Because I deliver the newspapers, the same ones I write for, I get up Friday mornings and immediately turn on the coffee maker that my wife sets up for me the night before. She’s nice like that.

Then I head for the shower.

By the time I get my shoes on, the coffee has finished making its choking sound, and I’m ready to pour myself a cup. But not on this day.

Since it is dark when I get up and can only vaguely see my coffee cup, I didn’t notice anything was off. But the first sip told me I had just taken a mouthful of a problem and couldn’t hurry fast enough to spit.

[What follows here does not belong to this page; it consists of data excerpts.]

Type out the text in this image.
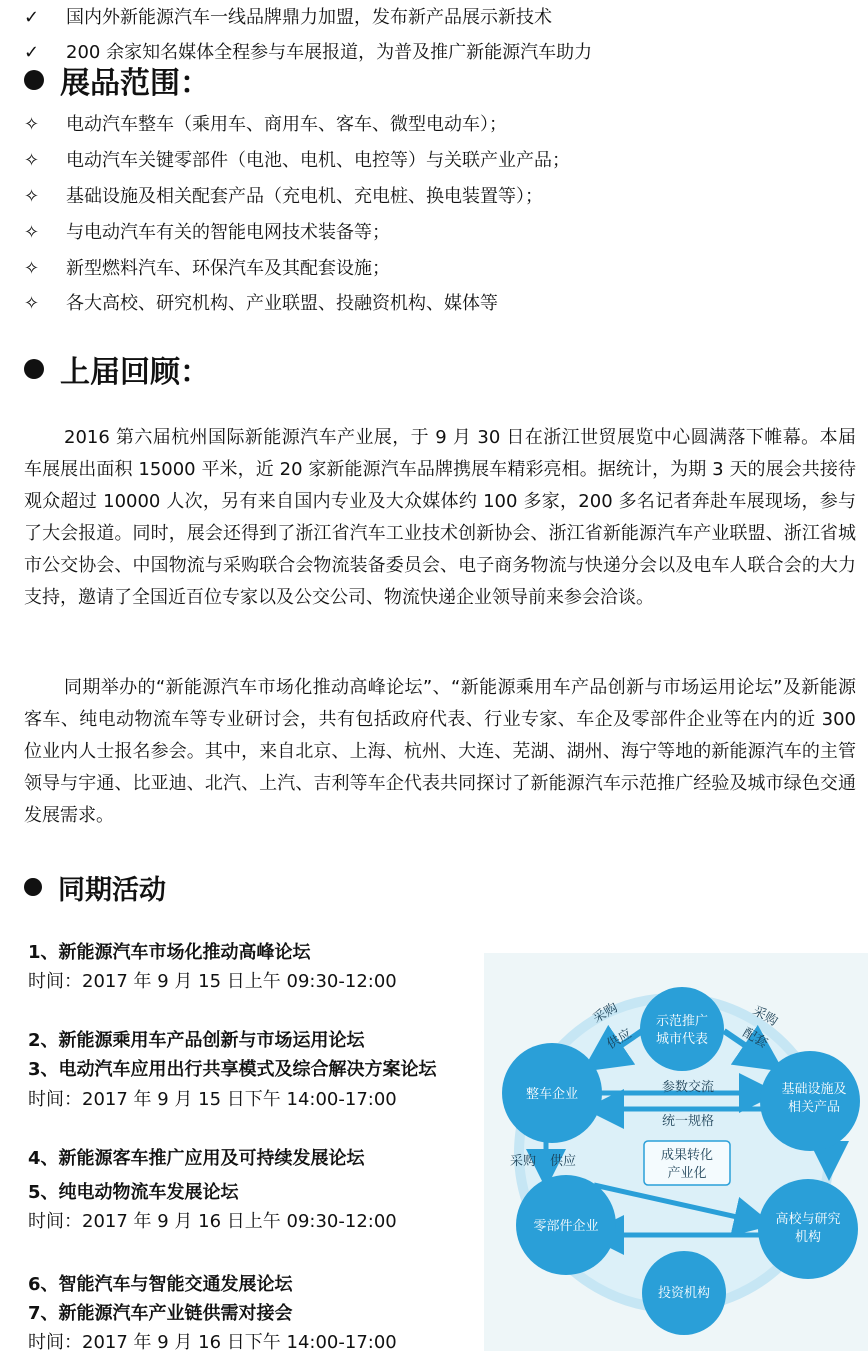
✓ 国内外新能源汽车一线品牌鼎力加盟，发布新产品展示新技术
✓ 200 余家知名媒体全程参与车展报道，为普及推广新能源汽车助力
展品范围：
✧ 电动汽车整车（乘用车、商用车、客车、微型电动车）；
✧ 电动汽车关键零部件（电池、电机、电控等）与关联产业产品；
✧ 基础设施及相关配套产品（充电机、充电桩、换电装置等）；
✧ 与电动汽车有关的智能电网技术装备等；
✧ 新型燃料汽车、环保汽车及其配套设施；
✧ 各大高校、研究机构、产业联盟、投融资机构、媒体等
上届回顾：

2016 第六届杭州国际新能源汽车产业展，于 9 月 30 日在浙江世贸展览中心圆满落下帷幕。本届车展展出面积 15000 平米，近 20 家新能源汽车品牌携展车精彩亮相。据统计，为期 3 天的展会共接待观众超过 10000 人次，另有来自国内专业及大众媒体约 100 多家，200 多名记者奔赴车展现场，参与了大会报道。同时，展会还得到了浙江省汽车工业技术创新协会、浙江省新能源汽车产业联盟、浙江省城市公交协会、中国物流与采购联合会物流装备委员会、电子商务物流与快递分会以及电车人联合会的大力支持，邀请了全国近百位专家以及公交公司、物流快递企业领导前来参会洽谈。

同期举办的“新能源汽车市场化推动高峰论坛”、“新能源乘用车产品创新与市场运用论坛”及新能源客车、纯电动物流车等专业研讨会，共有包括政府代表、行业专家、车企及零部件企业等在内的近 300 位业内人士报名参会。其中，来自北京、上海、杭州、大连、芜湖、湖州、海宁等地的新能源汽车的主管领导与宇通、比亚迪、北汽、上汽、吉利等车企代表共同探讨了新能源汽车示范推广经验及城市绿色交通发展需求。

同期活动
1、新能源汽车市场化推动高峰论坛
时间：2017 年 9 月 15 日上午 09:30-12:00
2、新能源乘用车产品创新与市场运用论坛
3、电动汽车应用出行共享模式及综合解决方案论坛
时间：2017 年 9 月 15 日下午 14:00-17:00
4、新能源客车推广应用及可持续发展论坛
5、纯电动物流车发展论坛
时间：2017 年 9 月 16 日上午 09:30-12:00
6、智能汽车与智能交通发展论坛
7、新能源汽车产业链供需对接会
时间：2017 年 9 月 16 日下午 14:00-17:00
示范推广
城市代表
整车企业	基础设施及
相关产品
零部件企业	高校与研究
机构
投资机构
采购
供应
采购
配套
参数交流
统一规格
采购 供应	成果转化
产业化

Then I turned on the light to discover the problem. Instead of coffee grounds, my wife had replaced them with dirt.

“Ingenious,” I think as I dumped and cleaned everything to begin the process over.

Once on the road and delivering the papers, I stopped at a place and accepted a small box of donuts. It wasn’t until I had finished the first half of my route that I opened the pastries.

A vegetable tray! I munched on the contents the remainder of the morning.

Come nighttime, and I am tired, so I climbed into bed to learn she got me again. This time my wife short-sheeted the bed.

Here’s the rub — I never got to pull even one April Fools Day prank.

I Spent a Year There, One Day

“I spent a year there, one day,” means you’ve been in a place you didn’t enjoy for far too long. That is how it seems to me, feeling like it has been forever since I last posted and realizing it has only been 11 days.

My computer crashed on Mon., Mar. 21, showing me the “blue screen of death.” It has taken that long for a new computer tower to arrive via Amazon.

During that time, I have written all of my newspaper articles using my cellphone. After a few hours and a couple of hours, my eyes hurt, my head pounded, and I had to check the mirror to make sure I wasn’t bleeding from my ears.

As the computer ordeal played out, my truck decided to have a system-wide failure, electrical to mechanical. I spent a week struggling to get anywhere while it was in the shop for repair.

But that is all behind me, and I’m happy about it. Now to figure out how to pay for it all.